The IL-1 cytokine family consists of eleven members that play important roles in regulating inflammation. Members include IL-1 alpha, IL-1 beta, IL-1ra, IL-18, IL-33, IL-36Ra, IL-36 alpha, IL-36 beta, IL-36 gamma, IL-37, and IL-38. While most of these cytokines are biologically active as full-length molecules, activation and secretion of IL-1 beta and IL-18 requires inflammasome/Caspase-1-dependent processing. Other IL-1 family cytokines do not require Caspase-1 cleavage for activation but may undergo some form of protease processing since more potent forms of many of these cytokines can be generated by trimming amino acids at their N-terminal ends.
IL-1 family cytokines mediate their effects by binding to a primary IL-1 family receptor subunit, such as IL-1 RI, IL-18 R alpha, IL-1 Rrp2, or ST2, which subsequently recruits an accessory receptor, IL-1 RAcP or IL-18 R beta, to activate downstream signaling. IL-1 alpha, IL-1 beta, IL-18, IL-33, IL-36 alpha, IL-36 beta, and IL-36 gamma trigger intracellular signaling cascades that induce the NF-kappa B- and AP-1-dependent expression of pro-inflammatory cytokines, chemokines, and secondary mediators of the inflammatory response. In addition, unprocessed forms of IL-1 alpha and IL-33 and the mature form of IL-37b can translocate to the nucleus where they may act as transcriptional regulators. In contrast to the pro-inflammatory members of the IL-1 family, IL-1ra, IL-36Ra, IL-37, and IL-38 have anti-inflammatory effects. IL-1ra antagonizes IL-1 activity by binding to IL-1 RI. This prevents IL-1 alpha and IL-1 beta from interacting with their primary receptor subunit and inhibits recruitment of IL-1 RAcP. Similarly, IL-36Ra binds to IL-1 Rrp2 and inhibits IL-36 signaling. Less is known about IL-37 and IL-38, but both have also been suggested to have anti-inflammatory effects. Five splice variants of IL-37 (IL-37a-e) exist with four containing a putative Caspase-1 cleavage site. Both the immature and mature forms of the longest isoform, IL-37b, bind to IL-18 binding protein (IL-18 BP) and enhance its ability to inhibit IL-18 activity. IL-38 binds to the IL-36 receptor, IL-1 Rrp2, and soluble IL-1 RI. Initial data suggests that the interaction between IL-38 and IL-1 Rrp2 has anti-inflammatory effects similar to those induced by IL-36Ra.

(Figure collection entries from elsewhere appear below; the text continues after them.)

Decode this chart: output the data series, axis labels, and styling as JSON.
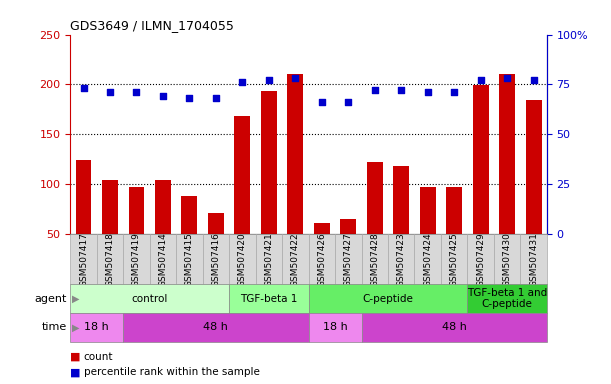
{
  "title": "GDS3649 / ILMN_1704055",
  "samples": [
    "GSM507417",
    "GSM507418",
    "GSM507419",
    "GSM507414",
    "GSM507415",
    "GSM507416",
    "GSM507420",
    "GSM507421",
    "GSM507422",
    "GSM507426",
    "GSM507427",
    "GSM507428",
    "GSM507423",
    "GSM507424",
    "GSM507425",
    "GSM507429",
    "GSM507430",
    "GSM507431"
  ],
  "counts": [
    124,
    104,
    97,
    104,
    88,
    71,
    168,
    193,
    210,
    61,
    65,
    122,
    118,
    97,
    97,
    199,
    210,
    184
  ],
  "percentiles": [
    73,
    71,
    71,
    69,
    68,
    68,
    76,
    77,
    78,
    66,
    66,
    72,
    72,
    71,
    71,
    77,
    78,
    77
  ],
  "bar_color": "#cc0000",
  "dot_color": "#0000cc",
  "ylim_left": [
    50,
    250
  ],
  "ylim_right": [
    0,
    100
  ],
  "yticks_left": [
    50,
    100,
    150,
    200,
    250
  ],
  "yticks_right": [
    0,
    25,
    50,
    75,
    100
  ],
  "agent_groups": [
    {
      "label": "control",
      "start": 0,
      "end": 6,
      "color": "#ccffcc"
    },
    {
      "label": "TGF-beta 1",
      "start": 6,
      "end": 9,
      "color": "#99ff99"
    },
    {
      "label": "C-peptide",
      "start": 9,
      "end": 15,
      "color": "#66ee66"
    },
    {
      "label": "TGF-beta 1 and\nC-peptide",
      "start": 15,
      "end": 18,
      "color": "#33cc33"
    }
  ],
  "time_groups": [
    {
      "label": "18 h",
      "start": 0,
      "end": 2,
      "color": "#ee88ee"
    },
    {
      "label": "48 h",
      "start": 2,
      "end": 9,
      "color": "#cc44cc"
    },
    {
      "label": "18 h",
      "start": 9,
      "end": 11,
      "color": "#ee88ee"
    },
    {
      "label": "48 h",
      "start": 11,
      "end": 18,
      "color": "#cc44cc"
    }
  ],
  "legend_count_color": "#cc0000",
  "legend_pct_color": "#0000cc",
  "tick_bg": "#d8d8d8",
  "agent_label_color": "#888888",
  "time_label_color": "#888888"
}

In addition to IL-1ra and IL-36Ra, the pro-inflammatory effects of IL-1, IL-18, IL-33, and IL-36 are regulated by several other endogenous inhibitors. IL-I RII is an IL-1 family receptor that, unlike other receptors in this family, lacks a TIR domain. It can bind to IL-1 alpha and IL-1 beta and recruit IL-1 RAcP, but it is incapable of transducing a signal. As a result, it acts as an IL-1 decoy receptor. Soluble IL-1 RI and IL-I RII can also bind to IL-1 alpha and IL-1 beta and recruit IL-1 RAcP but cannot activate intracellular signaling. Similarly, soluble ST-2/IL-1 R4 and soluble IL-18 R alpha have been shown to negatively regulate IL-33 and IL-18 signaling, respectively. IL-18 signaling is also regulated by IL-18 BP. IL-18 BP is a soluble protein that binds to IL-18 with higher affinity than either the cell-bound or soluble forms of IL-18 R and prevents IL-18 signaling. Single immunoglobulin domain containing IL-1 receptor-related (SIGIRR) molecule is another potential endogenous inhibitor of IL-1, IL-18, IL-33, and IL-36 signaling. SIGIRR is a transmembrane protein with one extracellular Ig-like domain that has been shown to bind to several IL-1 family cytokines and inhibit signaling in a context-dependent manner.